Sunday 4 January 2009

What does NaCl mean for Plash?

Google's Native Client (NaCl), announced last month, is an ingenious hack to get around the problem that existing OSes don't provide adequate security mechanisms for sandboxing native code.

You can look at NaCl as an interesting combination of OS-based and language-based security mechanisms:

  • NaCl uses a code verifier to prevent use of unsafe instructions such as those that perform system calls. This is not a million miles away from programming language subsets like Cajita and Joe-E, except that it operates at the level of x86 instructions rather than source code.

    Since x86 instructions are variable-length and unaligned, NaCl has to stop you from jumping into an unsafe instruction hidden in the middle of a safe instruction. It does that by requiring that all indirect jumps are jumps to the start of 32-byte-aligned blocks; instructions are not allowed to straddle these blocks.

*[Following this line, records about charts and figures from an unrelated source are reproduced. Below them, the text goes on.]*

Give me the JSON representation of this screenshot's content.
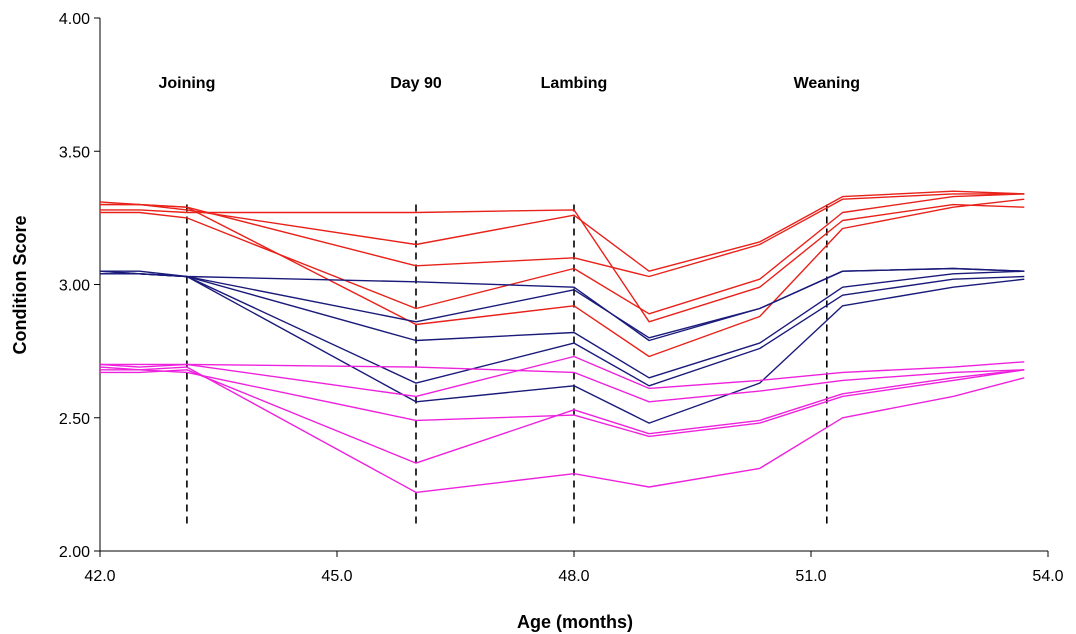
{
  "chart_data": {
    "type": "line",
    "title": "",
    "xlabel": "Age (months)",
    "ylabel": "Condition Score",
    "xlim": [
      42.0,
      54.0
    ],
    "ylim": [
      2.0,
      4.0
    ],
    "x_ticks": [
      42.0,
      45.0,
      48.0,
      51.0,
      54.0
    ],
    "x_tick_labels": [
      "42.0",
      "45.0",
      "48.0",
      "51.0",
      "54.0"
    ],
    "y_ticks": [
      2.0,
      2.5,
      3.0,
      3.5,
      4.0
    ],
    "y_tick_labels": [
      "2.00",
      "2.50",
      "3.00",
      "3.50",
      "4.00"
    ],
    "grid": false,
    "legend": "none",
    "events": [
      {
        "label": "Joining",
        "x": 43.1,
        "y_from": 2.1,
        "y_to": 3.3
      },
      {
        "label": "Day 90",
        "x": 46.0,
        "y_from": 2.1,
        "y_to": 3.3
      },
      {
        "label": "Lambing",
        "x": 48.0,
        "y_from": 2.1,
        "y_to": 3.3
      },
      {
        "label": "Weaning",
        "x": 51.2,
        "y_from": 2.1,
        "y_to": 3.3
      }
    ],
    "x": [
      42.0,
      42.5,
      43.1,
      46.0,
      48.0,
      48.95,
      50.35,
      51.4,
      52.8,
      53.7
    ],
    "series": [
      {
        "color": "#e8221a",
        "values": [
          3.31,
          3.3,
          3.28,
          3.15,
          3.26,
          3.05,
          3.16,
          3.33,
          3.35,
          3.34
        ]
      },
      {
        "color": "#e8221a",
        "values": [
          3.3,
          3.3,
          3.29,
          3.07,
          3.1,
          3.03,
          3.15,
          3.32,
          3.34,
          3.34
        ]
      },
      {
        "color": "#e8221a",
        "values": [
          3.27,
          3.27,
          3.25,
          2.91,
          3.06,
          2.89,
          3.02,
          3.27,
          3.33,
          3.34
        ]
      },
      {
        "color": "#e8221a",
        "values": [
          3.28,
          3.28,
          3.27,
          3.27,
          3.28,
          2.86,
          2.99,
          3.24,
          3.3,
          3.29
        ]
      },
      {
        "color": "#e8221a",
        "values": [
          3.3,
          3.3,
          3.29,
          2.85,
          2.92,
          2.73,
          2.88,
          3.21,
          3.29,
          3.32
        ]
      },
      {
        "color": "#1a1a7a",
        "values": [
          3.05,
          3.04,
          3.03,
          2.86,
          2.98,
          2.8,
          2.91,
          3.05,
          3.06,
          3.05
        ]
      },
      {
        "color": "#1a1a7a",
        "values": [
          3.04,
          3.04,
          3.03,
          3.01,
          2.99,
          2.79,
          2.91,
          3.05,
          3.06,
          3.05
        ]
      },
      {
        "color": "#1a1a7a",
        "values": [
          3.04,
          3.04,
          3.03,
          2.79,
          2.82,
          2.65,
          2.78,
          2.99,
          3.04,
          3.05
        ]
      },
      {
        "color": "#1a1a7a",
        "values": [
          3.05,
          3.04,
          3.03,
          2.63,
          2.78,
          2.62,
          2.76,
          2.96,
          3.02,
          3.03
        ]
      },
      {
        "color": "#1a1a7a",
        "values": [
          3.05,
          3.05,
          3.03,
          2.56,
          2.62,
          2.48,
          2.63,
          2.92,
          2.99,
          3.02
        ]
      },
      {
        "color": "#ee22dd",
        "values": [
          2.7,
          2.7,
          2.7,
          2.58,
          2.73,
          2.61,
          2.64,
          2.67,
          2.69,
          2.71
        ]
      },
      {
        "color": "#ee22dd",
        "values": [
          2.7,
          2.69,
          2.7,
          2.69,
          2.67,
          2.56,
          2.6,
          2.64,
          2.67,
          2.68
        ]
      },
      {
        "color": "#ee22dd",
        "values": [
          2.69,
          2.68,
          2.67,
          2.49,
          2.51,
          2.43,
          2.48,
          2.58,
          2.64,
          2.68
        ]
      },
      {
        "color": "#ee22dd",
        "values": [
          2.67,
          2.67,
          2.68,
          2.33,
          2.53,
          2.44,
          2.49,
          2.59,
          2.65,
          2.68
        ]
      },
      {
        "color": "#ee22dd",
        "values": [
          2.68,
          2.68,
          2.69,
          2.22,
          2.29,
          2.24,
          2.31,
          2.5,
          2.58,
          2.65
        ]
      }
    ]
  }
}
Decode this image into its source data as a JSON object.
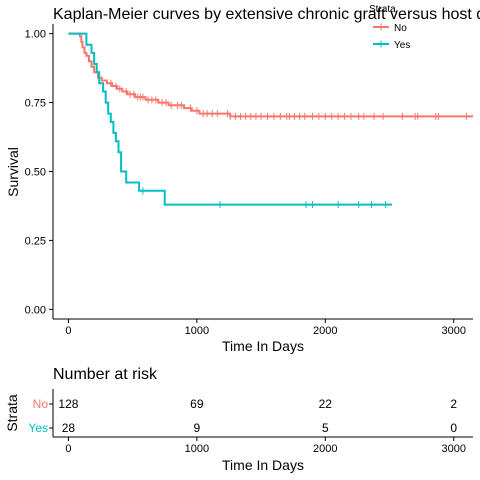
{
  "chart_data": [
    {
      "type": "line",
      "title": "Kaplan-Meier curves by extensive chronic graft versus host disease",
      "xlabel": "Time In Days",
      "ylabel": "Survival",
      "xlim": [
        -120,
        3150
      ],
      "ylim": [
        -0.035,
        1.035
      ],
      "xticks": [
        0,
        1000,
        2000,
        3000
      ],
      "yticks": [
        0.0,
        0.25,
        0.5,
        0.75,
        1.0
      ],
      "ytick_labels": [
        "0.00",
        "0.25",
        "0.50",
        "0.75",
        "1.00"
      ],
      "grid": false,
      "legend": {
        "title": "Strata",
        "placement": "top-right",
        "entries": [
          "No",
          "Yes"
        ]
      },
      "series": [
        {
          "name": "No",
          "color": "#F8766D",
          "steps": [
            [
              0,
              1.0
            ],
            [
              90,
              0.99
            ],
            [
              100,
              0.97
            ],
            [
              110,
              0.95
            ],
            [
              125,
              0.93
            ],
            [
              140,
              0.92
            ],
            [
              160,
              0.9
            ],
            [
              180,
              0.88
            ],
            [
              200,
              0.86
            ],
            [
              230,
              0.84
            ],
            [
              260,
              0.83
            ],
            [
              300,
              0.82
            ],
            [
              340,
              0.81
            ],
            [
              380,
              0.8
            ],
            [
              420,
              0.79
            ],
            [
              460,
              0.78
            ],
            [
              520,
              0.77
            ],
            [
              600,
              0.76
            ],
            [
              700,
              0.75
            ],
            [
              780,
              0.74
            ],
            [
              900,
              0.73
            ],
            [
              960,
              0.72
            ],
            [
              1020,
              0.71
            ],
            [
              1260,
              0.7
            ],
            [
              3150,
              0.7
            ]
          ],
          "censor_x": [
            330,
            370,
            400,
            450,
            480,
            510,
            540,
            560,
            580,
            620,
            650,
            680,
            730,
            760,
            800,
            850,
            880,
            950,
            1000,
            1050,
            1080,
            1120,
            1160,
            1240,
            1260,
            1300,
            1340,
            1380,
            1420,
            1460,
            1500,
            1550,
            1600,
            1650,
            1700,
            1720,
            1760,
            1800,
            1840,
            1900,
            1950,
            2000,
            2050,
            2100,
            2150,
            2200,
            2260,
            2300,
            2380,
            2450,
            2600,
            2700,
            2720,
            2860,
            2880,
            3100
          ]
        },
        {
          "name": "Yes",
          "color": "#00BFC4",
          "steps": [
            [
              0,
              1.0
            ],
            [
              140,
              0.96
            ],
            [
              180,
              0.93
            ],
            [
              200,
              0.89
            ],
            [
              220,
              0.86
            ],
            [
              240,
              0.82
            ],
            [
              270,
              0.79
            ],
            [
              290,
              0.75
            ],
            [
              310,
              0.71
            ],
            [
              330,
              0.68
            ],
            [
              350,
              0.64
            ],
            [
              370,
              0.61
            ],
            [
              390,
              0.57
            ],
            [
              410,
              0.5
            ],
            [
              450,
              0.46
            ],
            [
              550,
              0.43
            ],
            [
              750,
              0.38
            ],
            [
              2520,
              0.38
            ]
          ],
          "censor_x": [
            580,
            1180,
            1850,
            1900,
            2100,
            2260,
            2360,
            2470
          ]
        }
      ]
    },
    {
      "type": "table",
      "title": "Number at risk",
      "xlabel": "Time In Days",
      "ylabel": "Strata",
      "xlim": [
        -120,
        3150
      ],
      "x": [
        0,
        1000,
        2000,
        3000
      ],
      "rows": [
        {
          "label": "No",
          "color": "#F8766D",
          "values": [
            "128",
            "69",
            "22",
            "2"
          ]
        },
        {
          "label": "Yes",
          "color": "#00BFC4",
          "values": [
            "28",
            "9",
            "5",
            "0"
          ]
        }
      ]
    }
  ]
}
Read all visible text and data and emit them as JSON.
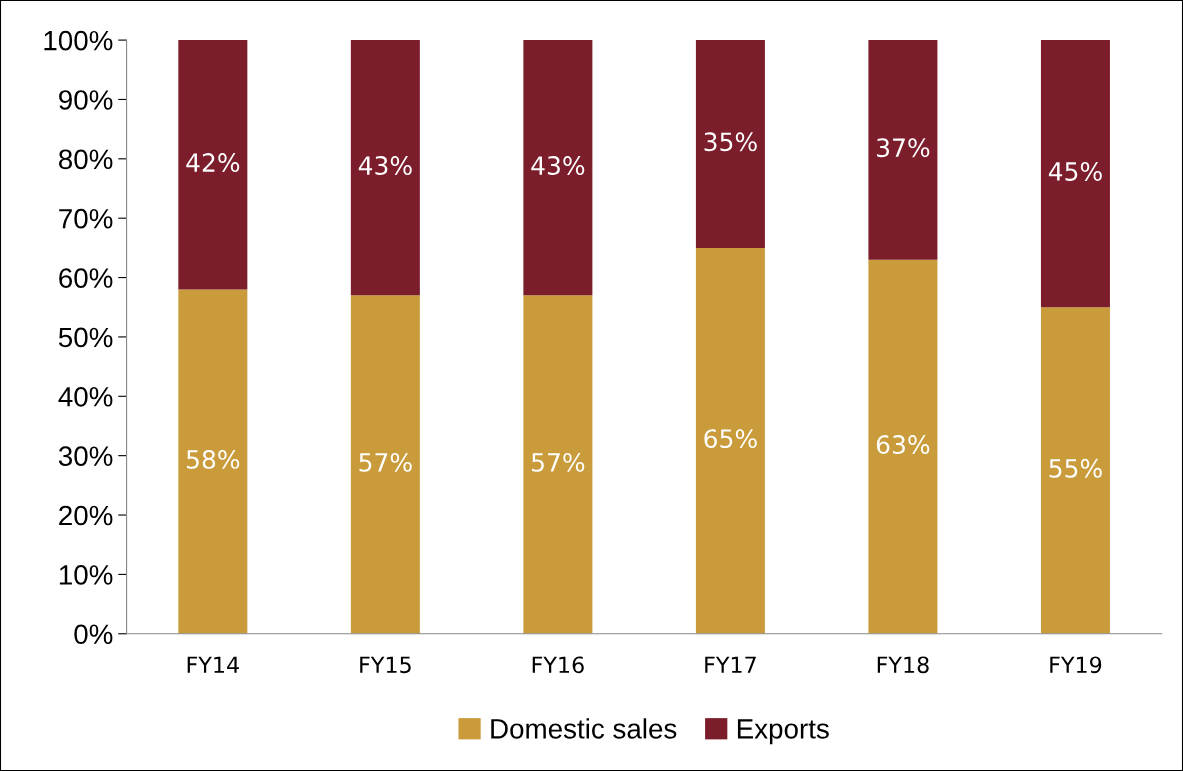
{
  "chart_data": {
    "type": "bar",
    "stacked": true,
    "categories": [
      "FY14",
      "FY15",
      "FY16",
      "FY17",
      "FY18",
      "FY19"
    ],
    "series": [
      {
        "name": "Domestic sales",
        "color": "#c99b3b",
        "values": [
          58,
          57,
          57,
          65,
          63,
          55
        ],
        "value_labels": [
          "58%",
          "57%",
          "57%",
          "65%",
          "63%",
          "55%"
        ]
      },
      {
        "name": "Exports",
        "color": "#7b1d2a",
        "values": [
          42,
          43,
          43,
          35,
          37,
          45
        ],
        "value_labels": [
          "42%",
          "43%",
          "43%",
          "35%",
          "37%",
          "45%"
        ]
      }
    ],
    "ylim": [
      0,
      100
    ],
    "yticks": [
      {
        "value": 0,
        "label": "0%"
      },
      {
        "value": 10,
        "label": "10%"
      },
      {
        "value": 20,
        "label": "20%"
      },
      {
        "value": 30,
        "label": "30%"
      },
      {
        "value": 40,
        "label": "40%"
      },
      {
        "value": 50,
        "label": "50%"
      },
      {
        "value": 60,
        "label": "60%"
      },
      {
        "value": 70,
        "label": "70%"
      },
      {
        "value": 80,
        "label": "80%"
      },
      {
        "value": 90,
        "label": "90%"
      },
      {
        "value": 100,
        "label": "100%"
      }
    ],
    "grid": false,
    "legend": "bottom"
  }
}
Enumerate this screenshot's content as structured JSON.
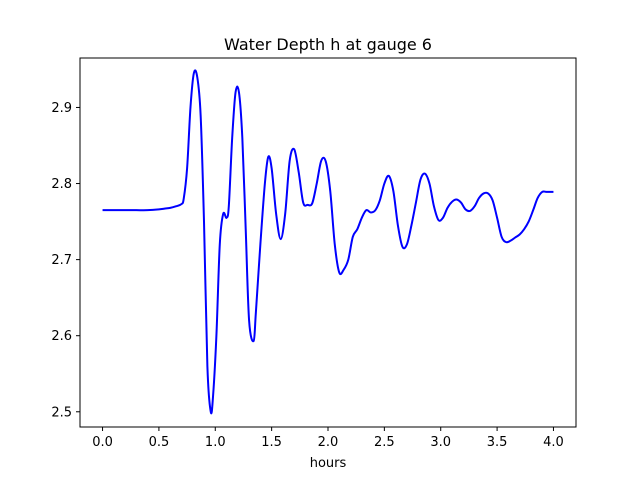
{
  "chart_data": {
    "type": "line",
    "title": "Water Depth h at gauge 6",
    "xlabel": "hours",
    "ylabel": "",
    "xlim": [
      -0.2,
      4.2
    ],
    "ylim": [
      2.48,
      2.965
    ],
    "xticks": [
      0.0,
      0.5,
      1.0,
      1.5,
      2.0,
      2.5,
      3.0,
      3.5,
      4.0
    ],
    "xtick_labels": [
      "0.0",
      "0.5",
      "1.0",
      "1.5",
      "2.0",
      "2.5",
      "3.0",
      "3.5",
      "4.0"
    ],
    "yticks": [
      2.5,
      2.6,
      2.7,
      2.8,
      2.9
    ],
    "ytick_labels": [
      "2.5",
      "2.6",
      "2.7",
      "2.8",
      "2.9"
    ],
    "grid": false,
    "series": [
      {
        "color": "#0000ff",
        "x": [
          0.0,
          0.1,
          0.2,
          0.3,
          0.4,
          0.5,
          0.55,
          0.6,
          0.65,
          0.7,
          0.72,
          0.75,
          0.78,
          0.81,
          0.84,
          0.87,
          0.9,
          0.93,
          0.96,
          0.98,
          1.01,
          1.04,
          1.07,
          1.1,
          1.12,
          1.15,
          1.18,
          1.21,
          1.24,
          1.27,
          1.3,
          1.34,
          1.36,
          1.4,
          1.44,
          1.47,
          1.5,
          1.54,
          1.58,
          1.62,
          1.66,
          1.7,
          1.74,
          1.78,
          1.82,
          1.86,
          1.9,
          1.94,
          1.98,
          2.02,
          2.06,
          2.1,
          2.14,
          2.18,
          2.22,
          2.26,
          2.3,
          2.34,
          2.38,
          2.42,
          2.46,
          2.5,
          2.54,
          2.58,
          2.62,
          2.66,
          2.7,
          2.74,
          2.78,
          2.82,
          2.86,
          2.9,
          2.94,
          2.98,
          3.02,
          3.06,
          3.1,
          3.14,
          3.18,
          3.22,
          3.26,
          3.3,
          3.34,
          3.38,
          3.42,
          3.46,
          3.5,
          3.54,
          3.58,
          3.62,
          3.66,
          3.7,
          3.74,
          3.78,
          3.82,
          3.86,
          3.9,
          3.94,
          3.98,
          4.0
        ],
        "y": [
          2.765,
          2.765,
          2.765,
          2.765,
          2.765,
          2.766,
          2.767,
          2.768,
          2.77,
          2.773,
          2.78,
          2.82,
          2.9,
          2.945,
          2.94,
          2.89,
          2.75,
          2.56,
          2.5,
          2.52,
          2.6,
          2.72,
          2.76,
          2.755,
          2.77,
          2.86,
          2.92,
          2.92,
          2.86,
          2.74,
          2.62,
          2.593,
          2.63,
          2.72,
          2.8,
          2.835,
          2.82,
          2.76,
          2.727,
          2.76,
          2.83,
          2.845,
          2.815,
          2.775,
          2.772,
          2.774,
          2.8,
          2.83,
          2.829,
          2.79,
          2.72,
          2.683,
          2.687,
          2.7,
          2.73,
          2.74,
          2.755,
          2.765,
          2.762,
          2.765,
          2.778,
          2.8,
          2.81,
          2.79,
          2.745,
          2.717,
          2.72,
          2.745,
          2.775,
          2.805,
          2.813,
          2.8,
          2.77,
          2.752,
          2.755,
          2.768,
          2.776,
          2.779,
          2.775,
          2.766,
          2.764,
          2.77,
          2.781,
          2.787,
          2.787,
          2.778,
          2.755,
          2.73,
          2.723,
          2.725,
          2.729,
          2.733,
          2.74,
          2.75,
          2.765,
          2.781,
          2.789,
          2.789,
          2.789,
          2.789
        ]
      }
    ]
  }
}
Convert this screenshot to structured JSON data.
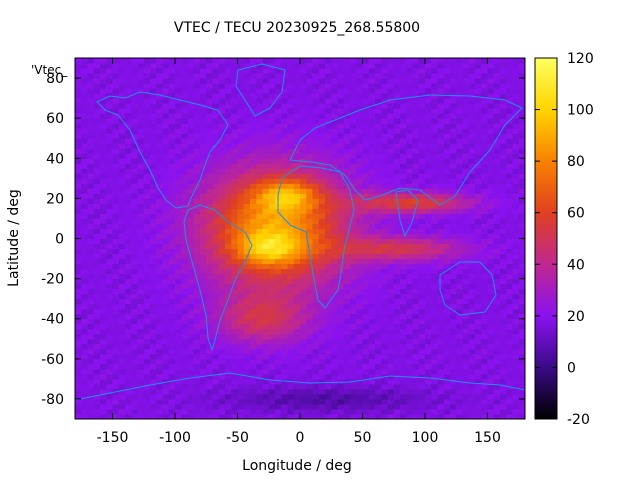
{
  "chart_data": {
    "type": "heatmap",
    "title": "VTEC / TECU 20230925_268.55800",
    "xlabel": "Longitude / deg",
    "ylabel": "Latitude / deg",
    "legend_key": "'Vtec_",
    "xlim": [
      -180,
      180
    ],
    "ylim": [
      -90,
      90
    ],
    "xticks": [
      -150,
      -100,
      -50,
      0,
      50,
      100,
      150
    ],
    "yticks": [
      -80,
      -60,
      -40,
      -20,
      0,
      20,
      40,
      60,
      80
    ],
    "colorbar": {
      "range": [
        -20,
        120
      ],
      "ticks": [
        -20,
        0,
        20,
        40,
        60,
        80,
        100,
        120
      ],
      "palette": [
        "#000000",
        "#3a0a86",
        "#8a12f0",
        "#c02890",
        "#e04020",
        "#f88200",
        "#ffd400",
        "#ffff60"
      ]
    },
    "background_value": 18,
    "grid_resolution_deg": {
      "lon": 5,
      "lat": 2.5
    },
    "features": [
      {
        "name": "Africa / Atlantic crest",
        "lon": -20,
        "lat": 0,
        "peak_vtec": 112
      },
      {
        "name": "Northern anomaly crest",
        "lon": -10,
        "lat": 22,
        "peak_vtec": 105
      },
      {
        "name": "Southern anomaly crest",
        "lon": -25,
        "lat": -5,
        "peak_vtec": 98
      },
      {
        "name": "Indian Ocean band",
        "lon": 90,
        "lat": 18,
        "peak_vtec": 62
      },
      {
        "name": "Southern Indian band",
        "lon": 90,
        "lat": -5,
        "peak_vtec": 55
      },
      {
        "name": "South Atlantic extension",
        "lon": -30,
        "lat": -40,
        "peak_vtec": 55
      }
    ],
    "overlay": "coastlines"
  }
}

  • It uses the x86 architecture's little-used segmentation feature to limit memory accesses to a range of address space. So the processor is doing bounds checking for free.

    Actually, segmentation has been used before - in L4 and EROS's "small spaces" facility for switching between processes with small address spaces without flushing the TLB. NaCl gets the same benefit: switching between trusted and untrusted code should be fast; faster than trapping system calls with ptrace(), for example.

Plash is also a hack to get sandboxing, specifically on Linux, but it has some limitations:
  1. it doesn't block network access;
  2. it doesn't limit CPU and memory resource usage, so sandboxed programs can still cause denial of service;
  3. it requires a custom glibc, which can be a pain to build;
  4. it changes the API/ABI that sandboxed programs see in some small but significant ways:
    • some syscalls are effectively disabled; programs must go through libc for these calls, which stops statically linked programs from working;
    • /proc/self doesn't work, and Plash's architecture makes it hard to emulate /proc.
Interface changes mean some programs require patching, e.g. to not depend on /proc. If there were more people behind Plash, these interface changes wouldn't be a big problem. These problems can be addressed, with work. But Plash hasn't really caught on, so the manpower isn't there.

NaCl also breaks the ABI - it breaks it totally. Code must be recompiled. However, NaCl provides bigger benefits in return. It allows programs to be deployed in new contexts: on Windows; in a web browser. It is more secure than Plash, because it can block network access and limit the amount of memory a process can allocate. Also, because NaCl mediates access more completely, it would be easier to emulate interfaces like /proc.

NaCl isn't only useful as a browser plugin. We could use it as a general purpose OS security mechanism. We could have GNU/Linux programs running on Windows (without the Linux bit).

Currently NaCl does not support all the features you'd need in a modern OS. In particular, dynamic linking. NaCl doesn't yet support loading code beyond an initial statically linked ELF executable. But we can add this. I am making a start at porting glibc, along with its dynamic linker. After all, I have ported glibc once before!

3 comments:

Anonymous said...

Mark, that's great news. FWIW I can't wait to see the result. I've still got plans in the back of my mind for how to leverage Plash but have not yet got the time to put them into action. Plash has so much potential, it ought to have caught on IMO.

Daira Hopwood said...

Why can't Plash block network access? Network access can only be done via syscalls that could be intercepted by ptrace, no?

Anonymous said...

Plash doesn't use ptrace.

(It could, but raw ptrace has a heavy performance overhead, because it adds some extra context switches to *every* system call the application makes -- even harmless ones like read() and write(). Better system call interposition tools provide support for trapping on only a subset of system calls, but those are not portable and are not available by default in the Linux kernel.)

Another plausible architecture would be to use something like seccomp. However I think that this doesn't quite work with seccomp as currently formed, because seccomp blocks readmsg() and sendmsg(), which are needed to pass fd's between processes. But if we imagine a seccomp that does allow readmsg() and sendmsg() (seccomp++, anyone?), then I think one could imagine a Plash variant that is built on top of seccomp++, and hence blocks network access. I've thought for a while that this would provide a robust foundation for a Plash-like sandbox, but I haven't written any code, so what do I know?

Well, that's my understanding, anyway. Hopefully Mark will correct any mistakes I have have introduced.